The current events are completely different from anything that has happened before, Grantham continued. Even before the Corona crisis, the USA and the world had already had problems due to the climate, population growth and a falling gross domestic product. In addition, the USA had the highest level of debt ever in the world. And then the virus struck.
The economy is now contracting much more strongly than it did during the Great Depression – the slide in US gross domestic product now lasted only four weeks, whereas it had taken four years during the Great Depression. And unlike 1989 Japan, 2000 Tech (U.S.) and 2008 (USA and Europe), Corona is now a truly global issue. Hope for a vaccine remains, but there is no effective protection against viruses. At the same time, the wave of major insolvencies has only just begun, as Hertz shows. Although the unparalleled intervention of the central banks has obscured the economic realities, this will not last long. With regard to the unrest in the USA, Graham added, “there are more things going wrong than normal”.

Possible crash of 50 percent

And then he had a house number elicited for a possible crash: “if you look back in two to three years and this market turns around and drops 50%, the history books will say ‘That looked like one of the great warnings of all time. It was pretty obvious it was destined to end badly.” So the market could lose a good 50% in the next two to three years.
GMO had been right in several previous crises: In 1987, for example, the fund exited the Japanese stock market at a 45-fold valuation – only to see the price-earnings ratio rise to 65. But before a 30-year downtrend set in. In 1998, GMO bid farewell to the tech bubble at 21x, which blew up to 35x – only to plunge 50 percent. And in 2007 the fund withdrew from the housing bubble. So we are dealing with very clever analysts.

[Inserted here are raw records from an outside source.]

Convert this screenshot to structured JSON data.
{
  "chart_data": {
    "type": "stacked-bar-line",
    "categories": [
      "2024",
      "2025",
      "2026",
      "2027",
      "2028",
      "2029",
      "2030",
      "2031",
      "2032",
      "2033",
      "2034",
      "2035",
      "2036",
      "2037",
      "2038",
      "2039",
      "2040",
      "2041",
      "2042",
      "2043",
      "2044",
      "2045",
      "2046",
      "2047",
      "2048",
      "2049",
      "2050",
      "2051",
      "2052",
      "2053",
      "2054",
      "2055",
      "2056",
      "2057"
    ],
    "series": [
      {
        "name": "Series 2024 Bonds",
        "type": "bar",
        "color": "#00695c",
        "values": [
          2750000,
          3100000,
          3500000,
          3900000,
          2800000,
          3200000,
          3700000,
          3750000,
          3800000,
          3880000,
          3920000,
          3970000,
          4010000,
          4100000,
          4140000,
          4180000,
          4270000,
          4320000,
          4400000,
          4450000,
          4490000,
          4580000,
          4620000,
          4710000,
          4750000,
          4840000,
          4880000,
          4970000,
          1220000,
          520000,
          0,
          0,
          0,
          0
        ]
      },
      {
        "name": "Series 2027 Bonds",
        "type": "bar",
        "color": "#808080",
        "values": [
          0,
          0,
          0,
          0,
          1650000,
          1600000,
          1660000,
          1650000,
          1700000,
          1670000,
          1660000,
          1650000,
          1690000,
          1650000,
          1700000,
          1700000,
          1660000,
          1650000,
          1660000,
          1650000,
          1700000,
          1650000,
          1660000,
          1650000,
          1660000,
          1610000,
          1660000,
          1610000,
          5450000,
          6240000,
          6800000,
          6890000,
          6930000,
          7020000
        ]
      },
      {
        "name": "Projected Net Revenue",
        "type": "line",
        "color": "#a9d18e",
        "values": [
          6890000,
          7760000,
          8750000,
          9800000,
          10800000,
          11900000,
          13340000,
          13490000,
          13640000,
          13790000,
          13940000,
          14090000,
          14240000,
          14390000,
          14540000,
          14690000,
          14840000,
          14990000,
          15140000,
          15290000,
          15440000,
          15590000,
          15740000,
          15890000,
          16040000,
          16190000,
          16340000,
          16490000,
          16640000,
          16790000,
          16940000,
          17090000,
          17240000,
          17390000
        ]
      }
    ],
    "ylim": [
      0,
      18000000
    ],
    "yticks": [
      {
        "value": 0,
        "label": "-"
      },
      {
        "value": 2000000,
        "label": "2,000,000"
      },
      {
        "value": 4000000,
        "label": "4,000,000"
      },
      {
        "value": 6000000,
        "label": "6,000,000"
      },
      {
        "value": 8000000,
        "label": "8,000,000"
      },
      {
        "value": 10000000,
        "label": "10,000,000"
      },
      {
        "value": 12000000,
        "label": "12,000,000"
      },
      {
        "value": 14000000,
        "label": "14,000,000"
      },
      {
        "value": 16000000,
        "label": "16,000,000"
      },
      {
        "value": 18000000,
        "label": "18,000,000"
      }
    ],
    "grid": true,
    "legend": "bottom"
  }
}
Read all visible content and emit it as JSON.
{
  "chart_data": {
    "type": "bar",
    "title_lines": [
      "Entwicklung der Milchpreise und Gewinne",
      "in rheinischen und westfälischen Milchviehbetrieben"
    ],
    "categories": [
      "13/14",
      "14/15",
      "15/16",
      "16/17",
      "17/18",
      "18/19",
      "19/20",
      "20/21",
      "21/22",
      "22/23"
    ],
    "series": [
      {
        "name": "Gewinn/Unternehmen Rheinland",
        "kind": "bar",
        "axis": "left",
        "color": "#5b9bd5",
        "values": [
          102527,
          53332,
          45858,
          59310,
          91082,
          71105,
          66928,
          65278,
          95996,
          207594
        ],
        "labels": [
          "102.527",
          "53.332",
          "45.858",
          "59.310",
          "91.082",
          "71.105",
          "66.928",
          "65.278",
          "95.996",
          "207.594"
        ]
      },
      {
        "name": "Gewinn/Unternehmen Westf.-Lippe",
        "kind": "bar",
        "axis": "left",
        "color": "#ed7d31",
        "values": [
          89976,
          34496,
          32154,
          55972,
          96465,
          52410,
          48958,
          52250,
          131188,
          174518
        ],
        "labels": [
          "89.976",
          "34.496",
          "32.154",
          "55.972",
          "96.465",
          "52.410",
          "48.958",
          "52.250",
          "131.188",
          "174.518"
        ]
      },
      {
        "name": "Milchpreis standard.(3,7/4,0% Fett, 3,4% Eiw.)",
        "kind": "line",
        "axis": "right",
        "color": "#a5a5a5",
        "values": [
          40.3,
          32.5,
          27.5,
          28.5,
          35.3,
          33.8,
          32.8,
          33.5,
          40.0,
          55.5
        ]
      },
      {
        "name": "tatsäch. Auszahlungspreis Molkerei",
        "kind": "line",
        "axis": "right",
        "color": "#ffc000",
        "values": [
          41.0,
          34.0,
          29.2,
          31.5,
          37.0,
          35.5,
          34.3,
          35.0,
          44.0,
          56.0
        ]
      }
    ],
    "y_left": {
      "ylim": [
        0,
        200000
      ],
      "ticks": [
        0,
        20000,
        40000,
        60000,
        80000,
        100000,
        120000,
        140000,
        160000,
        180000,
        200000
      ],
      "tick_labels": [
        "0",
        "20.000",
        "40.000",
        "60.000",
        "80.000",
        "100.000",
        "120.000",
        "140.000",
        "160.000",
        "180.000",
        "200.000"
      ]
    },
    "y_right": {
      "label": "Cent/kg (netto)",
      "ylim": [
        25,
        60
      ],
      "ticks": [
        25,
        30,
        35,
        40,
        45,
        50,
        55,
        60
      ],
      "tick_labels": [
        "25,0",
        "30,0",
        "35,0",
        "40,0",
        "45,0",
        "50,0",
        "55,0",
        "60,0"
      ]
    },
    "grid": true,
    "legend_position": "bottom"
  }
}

Our conclusion: It is clear that the market is currently being driven mainly by the air money of the Federal Reserve and other central banks. However, it is unclear whether the recovery of the real economy in the US and around the world has already begun in a serious manner or not. The date of June 30 remains – you should keep a serious eye on fund rebalancing.
The Bernstein Bank wishes successful trades and investments!